The investment was led by the Andreessen Horowitz firm, also known as a16z, which has invested in products like Clubhouse, Coinbase, and Robinhood. The list of investors also includes Seth Goldstein, who was a co-founder and investor for the original incarnation of Turntable.fm in 2011.
While Turntable.fm is being run by its original creator, another group is trying to create a competing revival of the service. It’s also called Turntable but is located at tt.fm. It’s helmed by another former member of the original Turntable team, Joseph Perla, who hopes to turn it into a mobile-first service with a revamped design.
The two sites, however, don’t get along — there’s controversy over whether Perla was a co-founder or just an employee (Turntable.fm’s about page throws shade about this, listing Goldstein as the “only other co-founder”), and over the trademark. Both sides say that the other made legal threats, and that they wish the other would just leave them alone to work on the project. The top of Turntable.fm’s Wikipedia page is filled with warnings about disputes and close connections, and Chasen and Perla have both written Medium articles addressing the situation (both with their own versions of the story). If it reminds you of the Spider-Man pointing at Spider-Man meme, you’re not alone.

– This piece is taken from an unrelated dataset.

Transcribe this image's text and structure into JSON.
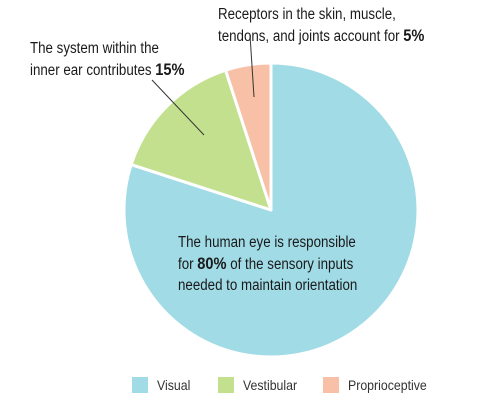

a16z, though, has seemingly chosen to back Chasen’s version, which has the original turntable.fm URL. Chasen doesn’t discuss much about what the future of the service will look like in the blog post, other than the fact that he’s turning off the Patreon crowd-funding. I spoke to him right after the site originally came back, and at the time Chasen said that the site only played YouTube videos but that SoundCloud integration was in the works. It seems that he’s made good on this promise, as that integration is now in place.
The Medium post also says that Turntable.fm is looking to hire engineers or designers to work on its team, which makes sense now that the company has some money to spend.
At the moment, the service is still hidden behind a password, which is sent to users after they join the waitlist by emailing Turntable their favorite song (the site’s message implies you’ll be judged on your taste).